Vosscê esstá brincando, não é, Nur?

— Por que eu essstaria, Derky? É como dissssemosss antesss: a vovó sssempre disssse…

— Cara, eu não acho que ela queria dizer isssso. A nossssa avó com sscerteza é maisss velha que esssse sssuposssto mago. Sssem falar que ela nunca falou em coelhosss! Ela falava de dunmersss e de cogumelosss, masss não de coelhosss.

— Bem, então isssso sssó sssignifica que é algo resscente. Então temosss que tomar maisss cuidado. Vamosss pressstar maisss atenção nasss galinhasss e coelhosss de agora em diante, sscerto pessssoal?

— Certo - os outros quatro responderam. Alguns com certo receio, achando essa ideia louca. Porém Barbas e Inigo deram essa resposta com determinação.

O argoniano mais escuro então se levanta e diz.

— Okay, pessssoal, acho que deveriamosss dormir agora. Eu vi um dragão na montanha ao norte. Assssim que acordarmosss vamosss ir atrásss dessssa besssta. Quero tessstar meu grito novo que conssseguimosss naquela tumba que a Lydia nosss levou maiss sscedo.

— Me pergunto que palavra você aprendeu, senhor Nur.

— Bem, ao que eu entendi, essssa palavra é quente. hehehe.

Após a conversa, o grupo começou a se organizar para dormirem. Enquanto Nur fora dormir na cama do quarto, com Barbas em seus pés, o resto do grupo arrumou os tapetes e as roupas de cama extras de forma a improvisarem sacos de dormir no mesmo cômodo da mesa onde conversaram.

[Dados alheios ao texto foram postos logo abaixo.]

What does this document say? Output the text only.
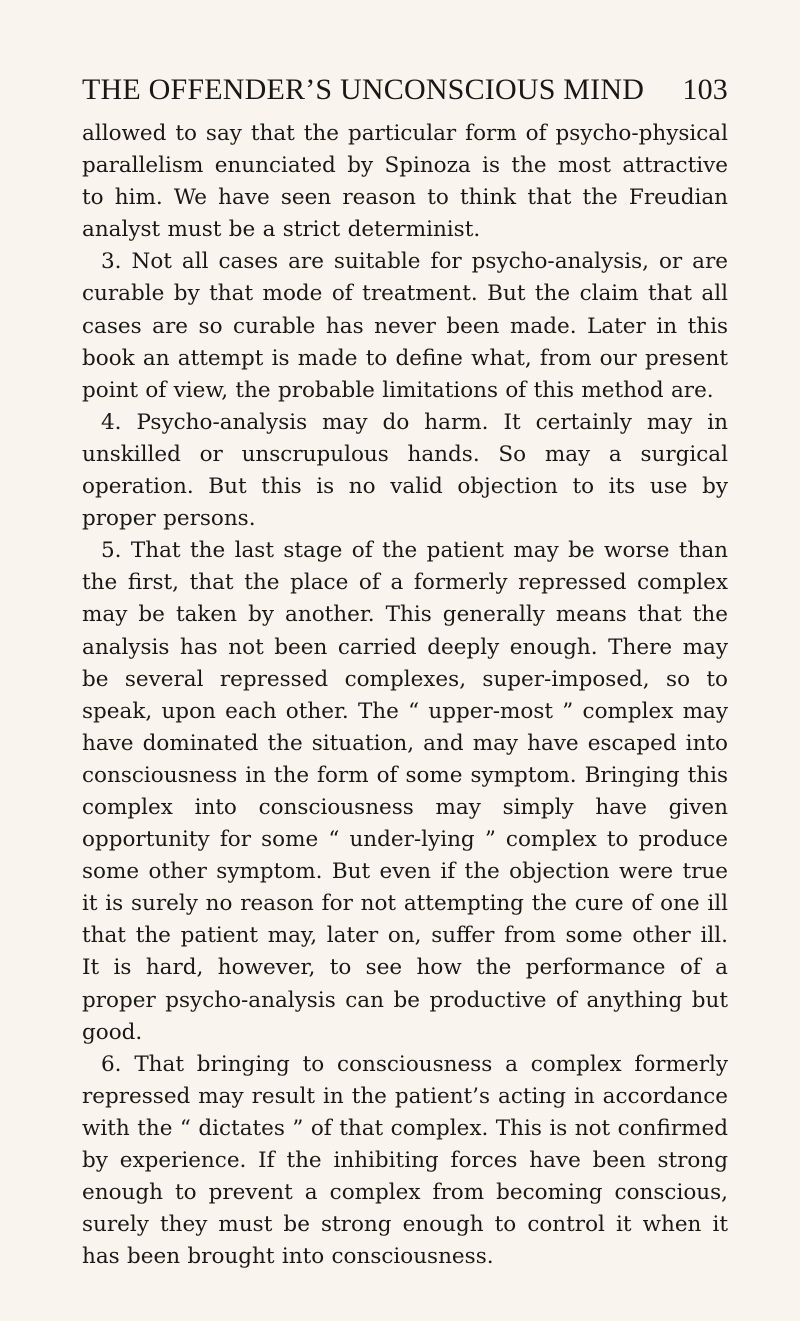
THE OFFENDER’S UNCONSCIOUS MIND 103

allowed to say that the particular form of psycho-physical parallelism enunciated by Spinoza is the most attractive to him. We have seen reason to think that the Freudian analyst must be a strict determinist.

3. Not all cases are suitable for psycho-analysis, or are curable by that mode of treatment. But the claim that all cases are so curable has never been made. Later in this book an attempt is made to define what, from our present point of view, the probable limitations of this method are.

4. Psycho-analysis may do harm. It certainly may in unskilled or unscrupulous hands. So may a surgical operation. But this is no valid objection to its use by proper persons.

5. That the last stage of the patient may be worse than the first, that the place of a formerly repressed complex may be taken by another. This generally means that the analysis has not been carried deeply enough. There may be several repressed complexes, super-imposed, so to speak, upon each other. The “ upper-most ” complex may have dominated the situation, and may have escaped into consciousness in the form of some symptom. Bringing this complex into consciousness may simply have given opportunity for some “ under-lying ” complex to produce some other symptom. But even if the objection were true it is surely no reason for not attempting the cure of one ill that the patient may, later on, suffer from some other ill. It is hard, however, to see how the performance of a proper psycho-analysis can be productive of anything but good.

6. That bringing to consciousness a complex formerly repressed may result in the patient’s acting in accordance with the “ dictates ” of that complex. This is not confirmed by experience. If the inhibiting forces have been strong enough to prevent a complex from becoming conscious, surely they must be strong enough to control it when it has been brought into consciousness.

Apenas um deles não conseguia dormir. Inigo estava no meio do saco, com Lydia e Derkeethus a sua direita e à sua esquerda respectivamente. Com as velas apagadas, a única luz presente era a das luas, escapando pela janela. E na janela sul da cabana, de frente pros três, uma figura fazia sombra nos feixes dos corpos celestes. A figura sobre a janela aberta não se mexia, nem fazia som algum. Ela ficava apenas lá, observando. Mr. Dragonfly no bidê atrás da cabeça do cathay era outro que tremia com o que via. Talvez a história tenha o convencido também. Talvez fosse apenas o mero medo de ser predado. Os seus olhos inexpressivos se encontrando com os do khajiit, esvaindo dele qualquer sono. As franjas de pele chacoalhando pra baixo toda vez que ela movia a cabeça de forma brusca, junto das penas de um marrom meio dourado se desprendendo de vez em quando e caindo sobre a madeira.